Pues bien, es muy comprensible que un votante del partido republicano, eterno cultivador del héroe o el antihéroe, mire con desdén esos parajes colectivistas que son los paraísos e infiernos de las religiones institucionales, o esa burocracia reencarnacionista del kardecismo, y adhiera a la religión que se les opone –porque tampoco se resigna a que ese héroe que todos llevamos dentro desaparezca sin dejar rastro. Imaginémonos a cualquiera de los personajes de las películas de Eastwood después de muertos y será obvio que no les queda más opción que seguir siendo irreductiblemente ellos mismos en el otro mundo. Aislados, porque habría que profesar alguna doctrina religiosa explícita para inventarles nuevas aventuras en el más allá.

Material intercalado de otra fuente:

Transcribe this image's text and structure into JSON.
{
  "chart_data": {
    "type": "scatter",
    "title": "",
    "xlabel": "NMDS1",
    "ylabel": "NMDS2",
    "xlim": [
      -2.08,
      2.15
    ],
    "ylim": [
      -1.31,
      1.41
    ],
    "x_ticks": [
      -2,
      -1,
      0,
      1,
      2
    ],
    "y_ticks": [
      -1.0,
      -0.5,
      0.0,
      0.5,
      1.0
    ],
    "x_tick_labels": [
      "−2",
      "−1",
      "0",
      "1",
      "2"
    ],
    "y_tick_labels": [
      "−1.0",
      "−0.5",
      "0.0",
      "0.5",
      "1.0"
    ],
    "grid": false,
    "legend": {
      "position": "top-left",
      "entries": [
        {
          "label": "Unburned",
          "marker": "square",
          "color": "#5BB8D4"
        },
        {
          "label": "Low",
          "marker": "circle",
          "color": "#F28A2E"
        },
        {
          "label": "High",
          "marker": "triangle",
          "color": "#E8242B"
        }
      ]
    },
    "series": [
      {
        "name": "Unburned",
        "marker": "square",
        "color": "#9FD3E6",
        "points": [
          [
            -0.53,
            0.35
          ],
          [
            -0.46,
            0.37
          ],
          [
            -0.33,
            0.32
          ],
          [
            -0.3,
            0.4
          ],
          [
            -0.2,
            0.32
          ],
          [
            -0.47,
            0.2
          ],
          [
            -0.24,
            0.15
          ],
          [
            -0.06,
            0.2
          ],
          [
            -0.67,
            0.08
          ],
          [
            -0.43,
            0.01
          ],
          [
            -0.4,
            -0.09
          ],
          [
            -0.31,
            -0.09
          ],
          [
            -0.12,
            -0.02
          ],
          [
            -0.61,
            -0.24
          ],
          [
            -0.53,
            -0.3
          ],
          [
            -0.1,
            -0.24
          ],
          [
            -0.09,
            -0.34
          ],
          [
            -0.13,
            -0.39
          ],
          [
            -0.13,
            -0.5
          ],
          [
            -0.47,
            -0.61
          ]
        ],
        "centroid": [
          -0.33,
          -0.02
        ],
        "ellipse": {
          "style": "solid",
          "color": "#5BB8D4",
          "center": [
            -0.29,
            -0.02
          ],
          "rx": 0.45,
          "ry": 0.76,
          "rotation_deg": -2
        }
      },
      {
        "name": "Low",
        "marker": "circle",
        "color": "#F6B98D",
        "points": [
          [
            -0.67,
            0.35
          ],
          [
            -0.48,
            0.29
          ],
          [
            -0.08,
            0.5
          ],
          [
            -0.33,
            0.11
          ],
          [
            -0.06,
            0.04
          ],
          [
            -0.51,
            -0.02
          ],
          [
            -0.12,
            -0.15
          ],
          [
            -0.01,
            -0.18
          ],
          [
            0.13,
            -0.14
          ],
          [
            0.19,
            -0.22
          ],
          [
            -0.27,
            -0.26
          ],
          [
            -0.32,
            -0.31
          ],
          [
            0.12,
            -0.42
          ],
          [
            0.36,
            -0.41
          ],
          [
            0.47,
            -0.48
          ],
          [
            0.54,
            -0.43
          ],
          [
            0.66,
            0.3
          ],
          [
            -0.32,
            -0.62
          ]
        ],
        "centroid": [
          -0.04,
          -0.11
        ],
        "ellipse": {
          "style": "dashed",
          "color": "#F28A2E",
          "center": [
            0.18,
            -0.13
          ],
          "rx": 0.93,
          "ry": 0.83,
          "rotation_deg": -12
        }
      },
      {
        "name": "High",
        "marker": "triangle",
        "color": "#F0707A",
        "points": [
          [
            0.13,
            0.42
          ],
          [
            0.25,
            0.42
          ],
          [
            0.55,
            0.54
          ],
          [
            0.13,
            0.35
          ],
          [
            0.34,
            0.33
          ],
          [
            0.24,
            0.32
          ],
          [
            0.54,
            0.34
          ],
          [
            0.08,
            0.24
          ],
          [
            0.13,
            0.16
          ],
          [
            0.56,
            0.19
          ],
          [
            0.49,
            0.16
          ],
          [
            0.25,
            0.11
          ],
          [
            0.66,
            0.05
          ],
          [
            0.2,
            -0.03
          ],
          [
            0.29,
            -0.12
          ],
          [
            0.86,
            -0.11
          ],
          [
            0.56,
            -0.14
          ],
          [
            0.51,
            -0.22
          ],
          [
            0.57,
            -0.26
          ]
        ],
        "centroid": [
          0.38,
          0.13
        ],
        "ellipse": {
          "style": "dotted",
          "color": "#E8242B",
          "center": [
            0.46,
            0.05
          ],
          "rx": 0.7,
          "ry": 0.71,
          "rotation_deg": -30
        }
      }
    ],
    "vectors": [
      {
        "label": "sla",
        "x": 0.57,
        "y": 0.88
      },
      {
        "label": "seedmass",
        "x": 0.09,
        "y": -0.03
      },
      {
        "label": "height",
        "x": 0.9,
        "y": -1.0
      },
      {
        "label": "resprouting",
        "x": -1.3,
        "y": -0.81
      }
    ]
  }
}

¿Modo delicado de tratar del tabú de la muerte? Bien, veamos. Es un error craso suponer que la Ciencia, esa mayúscula, dice que no hay nada después de la muerte. Morir no hace desaparecer ni la materia o la energía de la que estamos hechos –que va a buscar empleo por otro lado- ni la información genética que la organiza, ni la información social o cultural de la que estamos hechos también. Así que de acuerdo con la Ciencia, la mayor parte de las creencias acerca del más allá que se prodigan de un extremo al otro del planeta no son insoportablemente irracionales: lo que permanece entre nosotros de alguien que muere es suficiente para dar vida a fantasmas de todo tipo. La muerte hace desaparecer, sí, ese individuo histórico que combinó todo eso de modo irrepetible (no tan irrepetible: nadie es tan original como piensa). Por ello mismo, si hay dos modos verdaderamente irracionales de tratar de la muerte son esos dos que ha producido una civilización racionalista obcecada con la trascendencia del individuo: suponer que este siga intacto al otro lado de un hilo en el más allá, o suponer que su deceso pueda producir por si mismo alguna brizna de Nada. Lo único que la película de Eastwood hace con la muerte es negarla sin más argumentos, en nombre de ese individuo perpetuo: una, dos y tres veces en las tres historias que se amontonan en la película. Quizás por ello mismo se queda sin mucho que decir sobre lo que en torno a esa muerte hacen los vivos; en Mystic River, otra película muy diferente de hace unos años, el mismo Eastwood tuvo mucho que decir en torno a algo que si no era la muerte se le parecía mucho. Como ya decretó alguien, hace mucho tiempo, comentando las sesiones de los espiritistas, el problema no es que los espíritus puedan o no comunicarse con nosotros: el problema es que tengan o no algo interesante que contar.